5Die Beklagten haben eigene Versäumnisse bestritten. Die Kyphoplastie sei wegen der starken Schmerzen der Patientin, der man eine mehrwöchige Korsettbehandlung habe ersparen wollen, indiziert gewesen. Der Eingriff sei einwandfrei durchgeführt worden; insbesondere sei es nicht zu einer Verletzung der Dura gekommen. Es sei ferner sachgerecht gewesen, die Revisionsoperation erst am 4.1.2008 durchzuführen; postoperativ auftretende neurologische Defizite seien nämlich häufig auf vorübergehende und spontan zurückgehende Irritationen von Nerven zurückzuführen. Bei dem Zweiteingriff habe man das ausgetretene Knochenzementmaterial vollständig entfernt; die angeblich noch am 10.6.2008 vorhandenen Reste seien erst später in die intradurale Position gelangt. Vor den ärztlichen Maßnahmen sei die Patientin regelmäßig über die mit der vorgesehenen Maßnahme verbundenen Vor- und Nachteile sowie über Komplikationsmöglichkeiten informiert worden. Vorsorglich haben die Beklagten den Verlauf nach der letzten Vorstellung vom 29.3.2008 sowie die angeblich verbliebenen Dauerfolgen mit Nichtwissen bestritten und den Umfang der geltend gemachten Forderungen beanstandet. Auch haben sie darauf hingewiesen, dass die Klägerin bereits seit dem Jahre 2004 unter Beschwerden im Bereich der Lendenwirbelsäule gelitten habe (KK des Orthopäden Dr. S…, 66 f GA).

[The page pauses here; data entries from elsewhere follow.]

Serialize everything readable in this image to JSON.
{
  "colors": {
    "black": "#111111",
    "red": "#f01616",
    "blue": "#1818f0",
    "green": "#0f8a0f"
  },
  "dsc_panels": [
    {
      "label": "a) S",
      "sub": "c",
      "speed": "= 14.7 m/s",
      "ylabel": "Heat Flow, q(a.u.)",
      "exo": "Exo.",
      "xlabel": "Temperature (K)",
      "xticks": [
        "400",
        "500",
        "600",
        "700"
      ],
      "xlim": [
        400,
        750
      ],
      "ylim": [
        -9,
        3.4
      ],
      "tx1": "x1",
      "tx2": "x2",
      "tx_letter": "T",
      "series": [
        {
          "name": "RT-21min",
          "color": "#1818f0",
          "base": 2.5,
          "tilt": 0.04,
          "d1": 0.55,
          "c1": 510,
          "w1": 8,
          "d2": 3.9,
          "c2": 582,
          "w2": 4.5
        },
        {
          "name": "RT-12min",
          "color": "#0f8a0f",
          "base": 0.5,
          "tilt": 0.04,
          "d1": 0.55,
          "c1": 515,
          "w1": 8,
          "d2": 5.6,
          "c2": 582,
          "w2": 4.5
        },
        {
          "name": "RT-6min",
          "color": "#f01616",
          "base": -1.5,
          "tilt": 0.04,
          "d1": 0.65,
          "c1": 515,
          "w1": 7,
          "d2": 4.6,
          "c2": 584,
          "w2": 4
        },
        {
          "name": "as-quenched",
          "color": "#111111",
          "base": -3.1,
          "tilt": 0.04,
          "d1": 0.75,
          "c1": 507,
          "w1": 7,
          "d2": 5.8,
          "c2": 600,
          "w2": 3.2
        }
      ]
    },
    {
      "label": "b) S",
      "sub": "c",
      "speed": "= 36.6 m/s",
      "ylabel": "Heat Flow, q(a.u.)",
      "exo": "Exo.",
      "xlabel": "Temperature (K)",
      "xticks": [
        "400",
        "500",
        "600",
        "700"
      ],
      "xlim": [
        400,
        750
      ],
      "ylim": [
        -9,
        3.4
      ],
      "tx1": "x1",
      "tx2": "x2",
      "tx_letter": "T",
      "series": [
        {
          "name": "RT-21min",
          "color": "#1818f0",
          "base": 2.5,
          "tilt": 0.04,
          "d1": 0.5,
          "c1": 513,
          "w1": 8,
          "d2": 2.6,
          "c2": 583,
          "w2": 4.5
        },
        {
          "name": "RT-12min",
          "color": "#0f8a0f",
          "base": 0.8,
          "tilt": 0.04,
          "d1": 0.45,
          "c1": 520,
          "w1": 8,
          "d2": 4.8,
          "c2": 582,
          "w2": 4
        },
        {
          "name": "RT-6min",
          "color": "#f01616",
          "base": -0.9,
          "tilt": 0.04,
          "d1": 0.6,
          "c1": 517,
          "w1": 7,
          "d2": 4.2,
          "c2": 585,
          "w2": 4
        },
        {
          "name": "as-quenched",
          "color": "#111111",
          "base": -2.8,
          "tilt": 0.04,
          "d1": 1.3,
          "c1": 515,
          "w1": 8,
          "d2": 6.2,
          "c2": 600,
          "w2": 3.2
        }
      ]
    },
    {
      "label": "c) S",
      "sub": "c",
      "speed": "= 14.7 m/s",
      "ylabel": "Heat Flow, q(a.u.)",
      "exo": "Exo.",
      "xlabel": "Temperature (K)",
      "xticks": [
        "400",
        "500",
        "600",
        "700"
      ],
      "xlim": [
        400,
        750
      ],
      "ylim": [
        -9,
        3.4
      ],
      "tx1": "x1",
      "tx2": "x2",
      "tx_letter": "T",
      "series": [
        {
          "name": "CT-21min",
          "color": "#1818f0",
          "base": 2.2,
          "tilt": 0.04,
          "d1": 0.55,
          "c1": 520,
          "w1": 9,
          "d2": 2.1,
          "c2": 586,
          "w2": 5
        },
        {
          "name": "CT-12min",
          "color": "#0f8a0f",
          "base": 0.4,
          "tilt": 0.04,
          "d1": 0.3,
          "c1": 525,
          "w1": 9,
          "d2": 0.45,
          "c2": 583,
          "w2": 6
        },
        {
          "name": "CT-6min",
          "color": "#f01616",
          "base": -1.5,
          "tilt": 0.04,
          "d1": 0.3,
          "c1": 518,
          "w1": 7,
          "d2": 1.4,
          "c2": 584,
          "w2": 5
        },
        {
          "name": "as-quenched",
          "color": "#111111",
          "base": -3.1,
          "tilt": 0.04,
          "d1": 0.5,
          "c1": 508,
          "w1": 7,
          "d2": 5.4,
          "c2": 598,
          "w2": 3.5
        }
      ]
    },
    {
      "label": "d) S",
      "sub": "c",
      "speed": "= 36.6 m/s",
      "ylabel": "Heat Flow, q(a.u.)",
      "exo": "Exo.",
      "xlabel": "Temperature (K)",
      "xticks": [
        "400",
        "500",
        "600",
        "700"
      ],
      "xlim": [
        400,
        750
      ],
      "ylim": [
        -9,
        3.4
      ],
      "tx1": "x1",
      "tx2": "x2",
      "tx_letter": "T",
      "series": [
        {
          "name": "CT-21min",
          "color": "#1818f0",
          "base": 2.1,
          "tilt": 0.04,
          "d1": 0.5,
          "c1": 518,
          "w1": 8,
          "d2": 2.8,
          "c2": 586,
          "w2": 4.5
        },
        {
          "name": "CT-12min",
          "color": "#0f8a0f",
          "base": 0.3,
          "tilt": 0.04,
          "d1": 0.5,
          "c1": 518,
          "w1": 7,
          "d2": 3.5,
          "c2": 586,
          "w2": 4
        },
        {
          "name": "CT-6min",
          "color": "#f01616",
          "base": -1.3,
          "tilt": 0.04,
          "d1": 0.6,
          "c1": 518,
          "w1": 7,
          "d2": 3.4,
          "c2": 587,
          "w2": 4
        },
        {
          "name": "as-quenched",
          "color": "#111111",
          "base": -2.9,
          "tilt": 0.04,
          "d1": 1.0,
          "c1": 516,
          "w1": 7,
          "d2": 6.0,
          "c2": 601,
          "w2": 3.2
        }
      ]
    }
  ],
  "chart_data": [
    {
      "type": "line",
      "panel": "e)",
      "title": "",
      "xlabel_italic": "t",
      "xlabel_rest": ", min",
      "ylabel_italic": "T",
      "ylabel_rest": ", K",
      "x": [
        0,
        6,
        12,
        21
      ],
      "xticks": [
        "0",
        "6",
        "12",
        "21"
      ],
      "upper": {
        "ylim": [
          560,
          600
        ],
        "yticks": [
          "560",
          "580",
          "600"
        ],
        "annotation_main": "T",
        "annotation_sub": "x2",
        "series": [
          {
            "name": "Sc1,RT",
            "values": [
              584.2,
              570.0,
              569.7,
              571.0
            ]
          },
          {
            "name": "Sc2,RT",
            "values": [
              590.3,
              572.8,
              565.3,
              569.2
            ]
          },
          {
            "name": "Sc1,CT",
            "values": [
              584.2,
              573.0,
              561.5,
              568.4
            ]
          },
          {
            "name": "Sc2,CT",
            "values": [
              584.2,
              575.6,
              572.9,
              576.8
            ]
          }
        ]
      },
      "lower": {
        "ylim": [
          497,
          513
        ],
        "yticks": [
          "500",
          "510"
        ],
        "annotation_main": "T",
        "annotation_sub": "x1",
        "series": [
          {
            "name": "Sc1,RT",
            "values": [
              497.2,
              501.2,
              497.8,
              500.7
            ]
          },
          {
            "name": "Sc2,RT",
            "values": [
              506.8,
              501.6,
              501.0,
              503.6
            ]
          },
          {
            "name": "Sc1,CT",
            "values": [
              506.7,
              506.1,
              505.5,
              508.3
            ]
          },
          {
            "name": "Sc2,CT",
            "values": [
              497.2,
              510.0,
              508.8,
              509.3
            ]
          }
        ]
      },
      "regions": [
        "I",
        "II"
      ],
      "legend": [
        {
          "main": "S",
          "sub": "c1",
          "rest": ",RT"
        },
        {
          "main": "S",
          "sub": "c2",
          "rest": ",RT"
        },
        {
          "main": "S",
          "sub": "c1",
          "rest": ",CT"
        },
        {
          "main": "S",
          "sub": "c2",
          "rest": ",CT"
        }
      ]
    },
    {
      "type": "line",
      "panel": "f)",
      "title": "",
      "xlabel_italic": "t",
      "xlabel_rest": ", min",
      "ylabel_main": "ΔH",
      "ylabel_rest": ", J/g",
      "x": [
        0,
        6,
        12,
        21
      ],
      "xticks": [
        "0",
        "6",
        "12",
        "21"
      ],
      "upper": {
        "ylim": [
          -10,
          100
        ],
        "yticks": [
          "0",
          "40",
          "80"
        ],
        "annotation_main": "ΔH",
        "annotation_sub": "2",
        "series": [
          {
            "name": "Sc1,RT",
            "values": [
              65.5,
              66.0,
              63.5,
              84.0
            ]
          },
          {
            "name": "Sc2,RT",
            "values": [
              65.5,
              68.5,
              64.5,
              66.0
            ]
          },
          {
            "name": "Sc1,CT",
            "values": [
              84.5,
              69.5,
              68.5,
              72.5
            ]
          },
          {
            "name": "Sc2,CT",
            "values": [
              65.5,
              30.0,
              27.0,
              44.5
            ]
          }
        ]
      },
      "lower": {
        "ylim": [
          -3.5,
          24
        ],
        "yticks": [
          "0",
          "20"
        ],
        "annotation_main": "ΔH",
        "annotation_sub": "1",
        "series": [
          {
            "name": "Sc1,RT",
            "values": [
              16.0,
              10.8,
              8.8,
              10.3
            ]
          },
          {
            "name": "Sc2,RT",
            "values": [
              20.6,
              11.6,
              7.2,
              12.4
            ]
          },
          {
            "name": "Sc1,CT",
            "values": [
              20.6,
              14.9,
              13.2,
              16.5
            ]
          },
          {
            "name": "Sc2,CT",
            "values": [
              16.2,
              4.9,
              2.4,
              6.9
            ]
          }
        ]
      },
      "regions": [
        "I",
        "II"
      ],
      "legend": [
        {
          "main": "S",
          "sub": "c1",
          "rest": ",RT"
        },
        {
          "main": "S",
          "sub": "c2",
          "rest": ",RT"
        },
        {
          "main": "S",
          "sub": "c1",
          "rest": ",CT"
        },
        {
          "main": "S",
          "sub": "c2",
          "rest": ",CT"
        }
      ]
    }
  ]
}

6Die 3. Zivilkammer des Landgerichts Düsseldorf hat durch Einholung schriftlicher Gutachten des Orthopäden Dr. S… (3.11.11, 103 ff GA; 24.4.12, 188 ff GA) Beweis erhoben und sodann durch Urteil vom 23.5.2013 (231 ff GA) unter Abweisung der weitergehenden Klage der auf Ersatz der künftigen materiellen Ansprüche gerichteten Feststellungsklage stattgegeben, der Klägerin ein Schmerzensgeld von 50.000 € zuerkannt sowie die Beklagten zum Ersatz eines Haushaltsführungsschadens in Höhe von 9.984 € sowie zur Erstattung von Gutachterkosten von 2.544,90 € verpflichtet.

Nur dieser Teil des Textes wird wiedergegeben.